Upvote:13
Most of Christianity –including Catholicism and Protestantism¹– makes a distinction between saving faith vs. generic faith. One can have faith in your toaster's ability to evenly heat your toast or faith in the laws of physics but these kinds of faith don't make you right with God. As you pointed out even other religions have things they call "faith", and even godless religions such as humanism or atheism have their own kinds of faith.
What Christianity says is that saving faith in Christ that is our only path to being reconciled with God cannot come through our own impetus but must come through God's Spirit acting in us.
As such all other "faith" is empty — no other "faith" saves us. Neither faith in any specific religious system or generic faith not placed in anything specific will be instrumental in saving men from their sins. Hence nearly all Christians would say that these other "faiths" are not gifts from God.
How exactly they are described varies some between traditions: some blame the Devil, others say it's just man's sinful nature conjuring up counterfeits. But the result is largely the same — saving faith in Christ is a gift from God, not any other kind of faith.
Where different Christian traditions differ on this issue is on how much of the responsibility for this faith lies on man and how much on God. As an example contrasting Catholicism and Reformed Protestantism, the former would say that God gives the gift of faith rather broadly making it available to men but men have to pick up the ball and run with it while the latter would say that saving faith can only ever be exercised by a heart that has been regenerated by God and that living out that faith is the inevitable consequence of having been granted such a faith.
It probably also bears mentioning that faith in the Christian sense is not some nebulous abstract. It is concrete in that we know exactly what we hope for (eternal communion in the presence of God), by what means we expect to realize that hope (Christ's sacrifice for sins reconciling us to God and adopting us as his own children), and have been given concrete evidence that what is promised will be delivered (the history of redemption through the OT, the resurrection of Christ in the NT, the Holy Spirit with us now).

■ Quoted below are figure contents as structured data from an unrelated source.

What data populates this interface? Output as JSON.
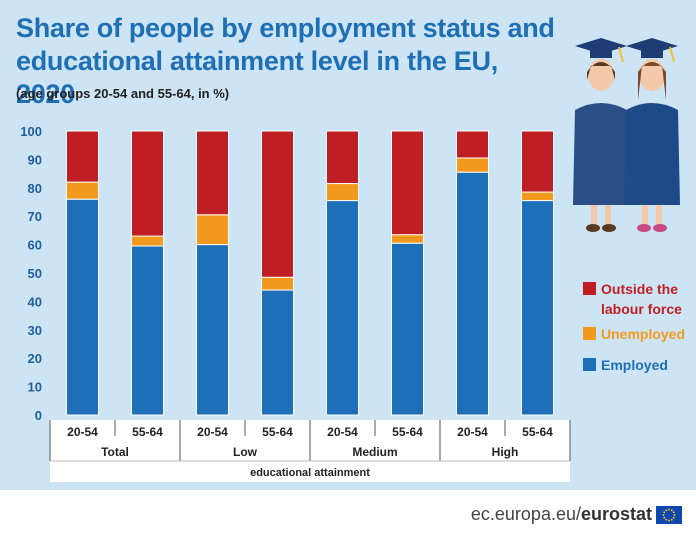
{
  "header": {
    "title": "Share of people by employment status and educational attainment level in the EU, 2020",
    "subtitle": "(age groups 20-54 and 55-64, in %)"
  },
  "footer": {
    "site": "ec.europa.eu/",
    "brand": "eurostat"
  },
  "chart_data": {
    "type": "bar",
    "stacked": true,
    "title": "Share of people by employment status and educational attainment level in the EU, 2020",
    "subtitle": "(age groups 20-54 and 55-64, in %)",
    "categories": [
      "20-54",
      "55-64",
      "20-54",
      "55-64",
      "20-54",
      "55-64",
      "20-54",
      "55-64"
    ],
    "groups": [
      "Total",
      "Low",
      "Medium",
      "High"
    ],
    "xlabel": "educational attainment",
    "ylabel": "",
    "ylim": [
      0,
      100
    ],
    "yticks": [
      0,
      10,
      20,
      30,
      40,
      50,
      60,
      70,
      80,
      90,
      100
    ],
    "grid": false,
    "legend_position": "right",
    "series": [
      {
        "name": "Employed",
        "color": "#1d6fb8",
        "values": [
          76,
          59.5,
          60,
          44,
          75.5,
          60.5,
          85.5,
          75.5
        ]
      },
      {
        "name": "Unemployed",
        "color": "#f39a1e",
        "values": [
          6,
          3.5,
          10.5,
          4.5,
          6,
          3,
          5,
          3
        ]
      },
      {
        "name": "Outside the labour force",
        "color": "#bf1e24",
        "values": [
          18,
          37,
          29.5,
          51.5,
          18.5,
          36.5,
          9.5,
          21.5
        ]
      }
    ],
    "legend_order": [
      "Outside the labour force",
      "Unemployed",
      "Employed"
    ]
  }
}
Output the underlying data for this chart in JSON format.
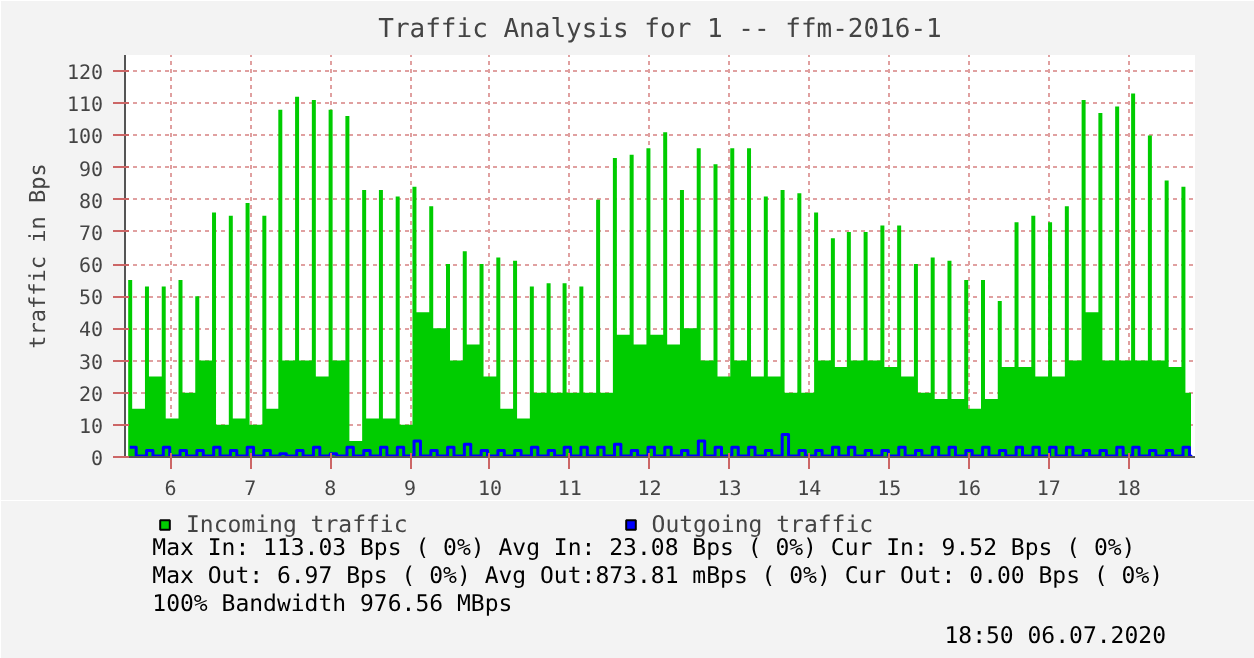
{
  "chart_data": {
    "type": "area",
    "title": "Traffic Analysis for 1 -- ffm-2016-1",
    "ylabel": "traffic in Bps",
    "xlim": [
      5.43,
      18.83
    ],
    "ylim": [
      0,
      125
    ],
    "xticks": [
      6,
      7,
      8,
      9,
      10,
      11,
      12,
      13,
      14,
      15,
      16,
      17,
      18
    ],
    "yticks": [
      0,
      10,
      20,
      30,
      40,
      50,
      60,
      70,
      80,
      90,
      100,
      110,
      120
    ],
    "grid": true,
    "legend": "bottom",
    "annotations": [
      "Max In: 113.03  Bps ( 0%)  Avg In:  23.08  Bps ( 0%)  Cur In:   9.52  Bps ( 0%)",
      "Max Out:  6.97  Bps ( 0%)  Avg Out:873.81 mBps ( 0%)  Cur Out:  0.00  Bps ( 0%)",
      "100% Bandwidth 976.56 MBps",
      "18:50 06.07.2020"
    ],
    "series": [
      {
        "name": "Incoming traffic",
        "color": "#00cc00",
        "x": [
          5.47,
          5.52,
          5.68,
          5.73,
          5.89,
          5.94,
          6.1,
          6.15,
          6.31,
          6.36,
          6.52,
          6.57,
          6.73,
          6.78,
          6.94,
          6.99,
          7.15,
          7.2,
          7.35,
          7.4,
          7.56,
          7.61,
          7.77,
          7.82,
          7.98,
          8.03,
          8.19,
          8.24,
          8.4,
          8.45,
          8.61,
          8.66,
          8.82,
          8.87,
          9.03,
          9.08,
          9.24,
          9.29,
          9.45,
          9.5,
          9.66,
          9.71,
          9.87,
          9.92,
          10.08,
          10.13,
          10.29,
          10.34,
          10.5,
          10.55,
          10.71,
          10.76,
          10.91,
          10.96,
          11.12,
          11.17,
          11.33,
          11.38,
          11.54,
          11.59,
          11.75,
          11.8,
          11.96,
          12.01,
          12.17,
          12.22,
          12.38,
          12.43,
          12.59,
          12.64,
          12.8,
          12.85,
          13.01,
          13.06,
          13.22,
          13.27,
          13.43,
          13.48,
          13.64,
          13.69,
          13.85,
          13.9,
          14.06,
          14.11,
          14.27,
          14.32,
          14.47,
          14.52,
          14.68,
          14.73,
          14.89,
          14.94,
          15.1,
          15.15,
          15.31,
          15.36,
          15.52,
          15.57,
          15.73,
          15.78,
          15.94,
          15.99,
          16.15,
          16.2,
          16.36,
          16.41,
          16.57,
          16.62,
          16.78,
          16.83,
          16.99,
          17.04,
          17.2,
          17.25,
          17.41,
          17.46,
          17.62,
          17.67,
          17.83,
          17.88,
          18.03,
          18.08,
          18.24,
          18.29,
          18.45,
          18.5,
          18.66,
          18.71,
          18.78
        ],
        "values": [
          55,
          15,
          53,
          25,
          53,
          12,
          55,
          20,
          50,
          30,
          76,
          10,
          75,
          12,
          79,
          10,
          75,
          15,
          108,
          30,
          112,
          30,
          111,
          25,
          108,
          30,
          106,
          5,
          83,
          12,
          83,
          12,
          81,
          10,
          84,
          45,
          78,
          40,
          60,
          30,
          64,
          35,
          60,
          25,
          62,
          15,
          61,
          12,
          53,
          20,
          54,
          20,
          54,
          20,
          53,
          20,
          80,
          20,
          93,
          38,
          94,
          35,
          96,
          38,
          101,
          35,
          83,
          40,
          96,
          30,
          91,
          25,
          96,
          30,
          96,
          25,
          81,
          25,
          83,
          20,
          82,
          20,
          76,
          30,
          68,
          28,
          70,
          30,
          70,
          30,
          72,
          28,
          72,
          25,
          60,
          20,
          62,
          18,
          61,
          18,
          55,
          15,
          55,
          18,
          48.5,
          28,
          73,
          28,
          75,
          25,
          73,
          25,
          78,
          30,
          111,
          45,
          107,
          30,
          109,
          30,
          113.03,
          30,
          100,
          30,
          86,
          28,
          84,
          20,
          9.52
        ]
      },
      {
        "name": "Outgoing traffic",
        "type": "step",
        "color": "#0000ff",
        "x": [
          5.49,
          5.57,
          5.7,
          5.78,
          5.91,
          5.99,
          6.12,
          6.2,
          6.33,
          6.41,
          6.54,
          6.62,
          6.75,
          6.83,
          6.96,
          7.04,
          7.17,
          7.25,
          7.37,
          7.45,
          7.58,
          7.66,
          7.79,
          7.87,
          8.0,
          8.08,
          8.21,
          8.29,
          8.42,
          8.5,
          8.63,
          8.71,
          8.84,
          8.92,
          9.05,
          9.13,
          9.26,
          9.34,
          9.47,
          9.55,
          9.68,
          9.76,
          9.89,
          9.97,
          10.1,
          10.18,
          10.31,
          10.39,
          10.52,
          10.6,
          10.73,
          10.81,
          10.93,
          11.01,
          11.14,
          11.22,
          11.35,
          11.43,
          11.56,
          11.64,
          11.77,
          11.85,
          11.98,
          12.06,
          12.19,
          12.27,
          12.4,
          12.48,
          12.61,
          12.69,
          12.82,
          12.9,
          13.03,
          13.11,
          13.24,
          13.32,
          13.45,
          13.53,
          13.66,
          13.74,
          13.87,
          13.95,
          14.08,
          14.16,
          14.29,
          14.37,
          14.49,
          14.57,
          14.7,
          14.78,
          14.91,
          14.99,
          15.12,
          15.2,
          15.33,
          15.41,
          15.54,
          15.62,
          15.75,
          15.83,
          15.96,
          16.04,
          16.17,
          16.25,
          16.38,
          16.46,
          16.59,
          16.67,
          16.8,
          16.88,
          17.01,
          17.09,
          17.22,
          17.3,
          17.43,
          17.51,
          17.64,
          17.72,
          17.85,
          17.93,
          18.05,
          18.13,
          18.26,
          18.34,
          18.47,
          18.55,
          18.68,
          18.76,
          18.78
        ],
        "values": [
          3,
          0.3,
          2,
          0.3,
          3,
          0.3,
          2,
          0.3,
          2,
          0.3,
          3,
          0.3,
          2,
          0.3,
          3,
          0.3,
          2,
          0.3,
          1,
          0.3,
          2,
          0.3,
          3,
          0.3,
          1,
          0.3,
          3,
          0.3,
          2,
          0.3,
          3,
          0.3,
          3,
          0.3,
          5,
          0.3,
          2,
          0.3,
          3,
          0.3,
          4,
          0.3,
          2,
          0.3,
          2,
          0.3,
          2,
          0.3,
          3,
          0.3,
          2,
          0.3,
          3,
          0.3,
          3,
          0.3,
          3,
          0.3,
          4,
          0.3,
          2,
          0.3,
          3,
          0.3,
          3,
          0.3,
          2,
          0.3,
          5,
          0.3,
          3,
          0.3,
          3,
          0.3,
          3,
          0.3,
          2,
          0.3,
          6.97,
          0.3,
          2,
          0.3,
          2,
          0.3,
          3,
          0.3,
          3,
          0.3,
          2,
          0.3,
          2,
          0.3,
          3,
          0.3,
          2,
          0.3,
          3,
          0.3,
          3,
          0.3,
          2,
          0.3,
          3,
          0.3,
          2,
          0.3,
          3,
          0.3,
          3,
          0.3,
          3,
          0.3,
          3,
          0.3,
          2,
          0.3,
          2,
          0.3,
          3,
          0.3,
          3,
          0.3,
          2,
          0.3,
          2,
          0.3,
          3,
          0.3,
          0
        ]
      }
    ]
  }
}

Virtually all other kinds of so called "faith" are much more abstract — either nebulous or blind. You mention Islam for one. I live in the Middle East and am quite familiar with Islam's version of faith and it is not so different from a humanists hope in humanity. To a Muslim faith is a tenuous hope against hope that if they do enough of the right things Allah might "mercifully" overlook their faults when the time comes. There is no assurance that he will, much less a guarantee that he has (as in Christianity) only a vague hope that he might forgive them. To a deist or agnostic who has "faith", its just so nebulous that it hardly means anything: faith to my friends in this category is a tenuous prayer into the void hoping everything will all work out in the end, but they haven't a clue how or why it would. Christianity, on the other hand, is very definite about how things will work out, who they will work out for, and why it will be that way. Faith for a Christian is foreknowledge of a certain outcome based on reliable proof in the past.
¹ Orthodoxy is a little harder to pin down on this issue because it downplays the role of faith in salvation at all. Some liberal mainline Protestant denominations would also soft peddle this issue as they are not firm on Salvation being found in Christ alone.